Donald Trump’s win as the U.S. President and the most sought-after OPEC output deal has actually set the tone of 2017 investing. Many are bullish on the prospect of oil price this year though rising U.S. supplies can anytime thwart the winning momentum in the oil patch. However, Trump-backed hopes are still in fine fettle.
Added to these, there are plenty of other events – across asset class and regions – that could prove to be game-changers this year. In view of this, we intend to highlight a few ETF trends that are likely to be prevalent in 2017:
Stocks to Be Bullish Overall
The year can be attributed to stocks.

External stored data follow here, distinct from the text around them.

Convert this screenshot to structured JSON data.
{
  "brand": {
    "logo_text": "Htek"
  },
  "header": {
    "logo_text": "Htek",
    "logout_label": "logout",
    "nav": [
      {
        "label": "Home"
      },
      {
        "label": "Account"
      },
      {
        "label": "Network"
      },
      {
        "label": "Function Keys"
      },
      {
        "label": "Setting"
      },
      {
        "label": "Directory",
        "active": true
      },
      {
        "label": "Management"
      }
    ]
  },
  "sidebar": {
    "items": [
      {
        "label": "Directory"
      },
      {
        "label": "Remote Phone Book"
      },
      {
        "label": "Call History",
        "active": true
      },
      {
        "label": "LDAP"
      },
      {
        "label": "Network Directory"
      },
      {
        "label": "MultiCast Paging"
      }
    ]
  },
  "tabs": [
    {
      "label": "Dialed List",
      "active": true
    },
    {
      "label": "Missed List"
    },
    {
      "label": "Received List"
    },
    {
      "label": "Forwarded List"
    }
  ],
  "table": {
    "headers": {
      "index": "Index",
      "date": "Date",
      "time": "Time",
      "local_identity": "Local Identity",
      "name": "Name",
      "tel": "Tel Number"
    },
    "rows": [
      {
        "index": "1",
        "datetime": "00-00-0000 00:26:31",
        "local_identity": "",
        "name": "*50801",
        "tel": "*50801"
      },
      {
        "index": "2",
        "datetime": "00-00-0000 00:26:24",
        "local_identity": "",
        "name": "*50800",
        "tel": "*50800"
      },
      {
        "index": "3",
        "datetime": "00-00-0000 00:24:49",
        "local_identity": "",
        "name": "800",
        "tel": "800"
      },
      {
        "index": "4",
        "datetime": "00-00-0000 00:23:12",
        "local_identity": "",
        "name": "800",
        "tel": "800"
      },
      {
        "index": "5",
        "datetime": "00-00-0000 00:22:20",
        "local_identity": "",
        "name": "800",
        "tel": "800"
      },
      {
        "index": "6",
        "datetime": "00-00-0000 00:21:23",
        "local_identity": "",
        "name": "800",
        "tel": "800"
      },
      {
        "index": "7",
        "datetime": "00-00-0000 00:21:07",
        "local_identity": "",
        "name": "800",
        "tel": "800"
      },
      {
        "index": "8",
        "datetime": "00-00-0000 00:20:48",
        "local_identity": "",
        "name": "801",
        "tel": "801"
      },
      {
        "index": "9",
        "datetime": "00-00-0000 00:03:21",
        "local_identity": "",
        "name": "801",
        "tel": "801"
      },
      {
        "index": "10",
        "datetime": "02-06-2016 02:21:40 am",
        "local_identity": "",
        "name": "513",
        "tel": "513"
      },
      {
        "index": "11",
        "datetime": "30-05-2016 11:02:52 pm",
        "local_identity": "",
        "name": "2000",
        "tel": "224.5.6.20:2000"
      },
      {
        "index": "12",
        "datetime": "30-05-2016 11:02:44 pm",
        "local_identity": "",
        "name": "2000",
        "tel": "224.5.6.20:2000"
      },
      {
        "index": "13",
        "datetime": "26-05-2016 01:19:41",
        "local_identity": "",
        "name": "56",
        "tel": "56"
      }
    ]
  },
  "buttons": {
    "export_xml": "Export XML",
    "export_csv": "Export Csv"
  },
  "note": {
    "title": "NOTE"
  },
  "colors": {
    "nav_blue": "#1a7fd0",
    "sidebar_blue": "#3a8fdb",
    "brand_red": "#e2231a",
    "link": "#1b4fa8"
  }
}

The first and foremost reason for it is an end to earnings recession. Earnings growth entered into the positive territory in Q3 of 2016 following five consecutive quarters of decline. For the upcoming Q4 earnings season, the S&P 500 is expected to score 3.3% earnings growth on 4.1% revenue growth.
Earnings for Q1 of 2017 are expected to surge 10.3% for the S&P 500 on 7.5% higher revenues, as per the Earnings Trends issued on January 4, 2017. The earnings growth trend is expected to stay firm even for Q2, Q3 and Q4 of this year with an expectation of 9.8%, 8.2% and 12.5% on revenue growth of 5.7%, 5.5% and 4.8%.